We created a specific sound palette, a Tesla-orchestra, that plays all the music cues. Another trick is that we re-used certain distinct effects in many of the tracks. And perhaps most distinct, is one I call “Echoes of Sadness”. It is a simple trick that I first learned of from Vangelis and his Blade Runner soundtrack. It works especially well on percussive melodies, like a melody played on a piano. It is a really simple idea. You send the piano through an echo machine, and add a chorus effect to the echoes. So each echo gets more and more out of tune, and the sound gets washy, and to my ears, very sad. You can hear the effect used a lot in “A Journey Begins“. The harp/piano hybrid sound in the background is drenched in this effect.
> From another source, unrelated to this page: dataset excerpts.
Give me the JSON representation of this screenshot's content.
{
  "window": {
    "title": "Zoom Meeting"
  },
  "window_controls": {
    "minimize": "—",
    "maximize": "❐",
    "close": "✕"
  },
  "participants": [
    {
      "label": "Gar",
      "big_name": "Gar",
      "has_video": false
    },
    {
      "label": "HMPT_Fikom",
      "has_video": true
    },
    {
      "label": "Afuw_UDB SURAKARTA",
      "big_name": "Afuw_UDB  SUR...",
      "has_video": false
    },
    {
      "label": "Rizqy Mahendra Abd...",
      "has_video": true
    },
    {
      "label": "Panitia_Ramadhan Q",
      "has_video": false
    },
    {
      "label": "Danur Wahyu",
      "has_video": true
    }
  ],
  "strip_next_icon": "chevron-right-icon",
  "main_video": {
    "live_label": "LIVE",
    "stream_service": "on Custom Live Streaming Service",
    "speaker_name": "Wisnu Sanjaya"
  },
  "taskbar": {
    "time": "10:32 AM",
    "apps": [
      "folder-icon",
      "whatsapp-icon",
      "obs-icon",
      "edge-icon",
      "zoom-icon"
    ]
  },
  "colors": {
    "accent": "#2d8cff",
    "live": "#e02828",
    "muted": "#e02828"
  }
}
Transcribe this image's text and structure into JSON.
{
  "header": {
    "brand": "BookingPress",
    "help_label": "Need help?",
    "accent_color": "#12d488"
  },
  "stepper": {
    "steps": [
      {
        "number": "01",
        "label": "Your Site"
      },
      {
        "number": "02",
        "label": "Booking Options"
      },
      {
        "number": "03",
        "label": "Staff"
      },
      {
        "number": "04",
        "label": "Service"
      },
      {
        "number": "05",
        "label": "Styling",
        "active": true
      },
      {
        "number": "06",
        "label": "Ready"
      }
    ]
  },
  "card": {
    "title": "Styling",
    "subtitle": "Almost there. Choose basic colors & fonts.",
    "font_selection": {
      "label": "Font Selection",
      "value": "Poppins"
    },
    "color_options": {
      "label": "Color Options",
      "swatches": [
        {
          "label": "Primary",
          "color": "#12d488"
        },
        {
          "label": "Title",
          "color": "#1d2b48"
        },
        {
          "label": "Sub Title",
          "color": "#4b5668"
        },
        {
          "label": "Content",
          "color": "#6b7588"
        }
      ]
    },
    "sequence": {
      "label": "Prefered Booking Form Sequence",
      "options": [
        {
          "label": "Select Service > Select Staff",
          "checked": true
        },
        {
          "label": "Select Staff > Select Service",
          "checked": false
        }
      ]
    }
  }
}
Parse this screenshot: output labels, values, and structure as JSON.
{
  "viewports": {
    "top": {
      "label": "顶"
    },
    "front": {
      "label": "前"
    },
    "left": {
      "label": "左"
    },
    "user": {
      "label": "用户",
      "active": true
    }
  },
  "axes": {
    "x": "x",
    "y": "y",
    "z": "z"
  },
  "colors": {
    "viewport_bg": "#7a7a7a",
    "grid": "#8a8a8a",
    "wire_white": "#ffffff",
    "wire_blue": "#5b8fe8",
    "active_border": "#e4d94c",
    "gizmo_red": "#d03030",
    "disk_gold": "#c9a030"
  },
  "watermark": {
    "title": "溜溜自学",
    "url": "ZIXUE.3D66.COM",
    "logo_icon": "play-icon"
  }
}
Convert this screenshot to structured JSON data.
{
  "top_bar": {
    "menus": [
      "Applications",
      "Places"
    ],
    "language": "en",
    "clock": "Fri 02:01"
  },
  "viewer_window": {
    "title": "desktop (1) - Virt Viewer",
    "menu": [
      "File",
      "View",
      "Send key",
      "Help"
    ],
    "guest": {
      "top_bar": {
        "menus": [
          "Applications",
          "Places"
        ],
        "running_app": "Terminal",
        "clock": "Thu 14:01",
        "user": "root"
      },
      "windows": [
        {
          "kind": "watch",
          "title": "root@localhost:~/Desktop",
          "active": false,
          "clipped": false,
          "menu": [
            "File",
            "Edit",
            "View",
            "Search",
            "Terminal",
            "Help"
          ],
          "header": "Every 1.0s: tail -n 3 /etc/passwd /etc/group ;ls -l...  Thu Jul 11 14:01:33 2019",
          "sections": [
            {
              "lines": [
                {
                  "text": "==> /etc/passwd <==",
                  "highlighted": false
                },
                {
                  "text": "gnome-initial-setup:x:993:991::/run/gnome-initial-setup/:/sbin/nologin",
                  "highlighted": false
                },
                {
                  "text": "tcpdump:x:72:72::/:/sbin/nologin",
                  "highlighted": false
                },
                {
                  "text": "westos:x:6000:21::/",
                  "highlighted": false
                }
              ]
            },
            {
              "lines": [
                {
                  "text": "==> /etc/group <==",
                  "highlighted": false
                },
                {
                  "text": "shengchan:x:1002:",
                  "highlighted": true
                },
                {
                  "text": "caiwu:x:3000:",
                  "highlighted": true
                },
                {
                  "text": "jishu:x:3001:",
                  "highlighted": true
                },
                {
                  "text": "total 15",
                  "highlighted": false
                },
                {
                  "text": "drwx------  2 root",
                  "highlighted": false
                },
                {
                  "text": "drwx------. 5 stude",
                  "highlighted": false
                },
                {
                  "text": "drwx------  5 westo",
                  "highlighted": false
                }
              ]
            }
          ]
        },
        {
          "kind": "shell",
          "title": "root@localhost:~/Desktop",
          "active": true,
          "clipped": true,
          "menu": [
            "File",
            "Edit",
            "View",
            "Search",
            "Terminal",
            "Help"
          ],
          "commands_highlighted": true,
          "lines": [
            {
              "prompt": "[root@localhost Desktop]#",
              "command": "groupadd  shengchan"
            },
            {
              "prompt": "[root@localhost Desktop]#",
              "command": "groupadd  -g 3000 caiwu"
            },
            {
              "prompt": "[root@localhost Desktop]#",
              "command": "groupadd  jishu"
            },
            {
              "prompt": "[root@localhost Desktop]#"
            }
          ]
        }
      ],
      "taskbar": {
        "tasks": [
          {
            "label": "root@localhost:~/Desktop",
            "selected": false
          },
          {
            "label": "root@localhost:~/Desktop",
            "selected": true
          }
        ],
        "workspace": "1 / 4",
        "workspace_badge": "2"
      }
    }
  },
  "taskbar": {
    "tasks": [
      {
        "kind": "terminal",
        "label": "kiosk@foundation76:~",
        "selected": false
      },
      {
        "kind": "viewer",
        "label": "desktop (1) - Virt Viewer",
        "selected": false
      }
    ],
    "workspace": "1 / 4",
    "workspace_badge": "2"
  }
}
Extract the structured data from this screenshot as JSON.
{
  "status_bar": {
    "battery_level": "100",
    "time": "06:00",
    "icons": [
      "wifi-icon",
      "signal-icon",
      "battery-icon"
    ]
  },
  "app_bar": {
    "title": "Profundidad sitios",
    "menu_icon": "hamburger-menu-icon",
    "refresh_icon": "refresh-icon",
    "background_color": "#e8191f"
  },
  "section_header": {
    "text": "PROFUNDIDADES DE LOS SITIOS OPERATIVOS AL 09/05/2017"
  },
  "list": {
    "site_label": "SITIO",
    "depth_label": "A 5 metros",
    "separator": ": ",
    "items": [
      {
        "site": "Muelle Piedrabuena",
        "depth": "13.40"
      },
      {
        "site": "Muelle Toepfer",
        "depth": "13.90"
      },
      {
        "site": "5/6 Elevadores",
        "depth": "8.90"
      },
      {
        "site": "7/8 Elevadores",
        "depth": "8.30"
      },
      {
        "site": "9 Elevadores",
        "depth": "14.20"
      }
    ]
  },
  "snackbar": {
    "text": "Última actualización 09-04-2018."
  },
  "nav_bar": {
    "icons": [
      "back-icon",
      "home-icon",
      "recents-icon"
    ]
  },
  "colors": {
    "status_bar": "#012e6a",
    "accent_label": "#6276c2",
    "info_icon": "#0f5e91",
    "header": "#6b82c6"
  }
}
You can hear it best at around 00:40
(Btw, there is at least one other Blade Runner reference in the soundtrack.)
Echoes from Germany and Valhalla
Our echo machine of choice is one from Germany: Uhbik. A great echo effect which is so tweakable that it is pefect for the Teslasound. Not only can each echo get sadder and sadder, they can also get progressively darker instead, or brighter.. or just totally out of control. And if you really pay attention, you will notice that our echoes are never perfectly in time… just almost. This is done on purpose. Clinically precise echoes felt wrong for Teslagrad. We needed something more analog. Not digital precision, but analog “close enough”. This is also super easy to set up with the Uhbik delay.
Another effect that creates the Teslasound, is a reverb called Valhalla Shimmer. It pitches your sound either up or down before it applies a huge reverb. The result is a very distinct “shimmer” sound, as made famous by Brian Eno. If I remember correctly, the Art Deco area is a good place to hear this effect. A “problem” with the Valhalla shimmer, is that sounds can easily end up sounding very similar when they are going through this effect. So we recommend creative use of filters both before and after the reverb effect.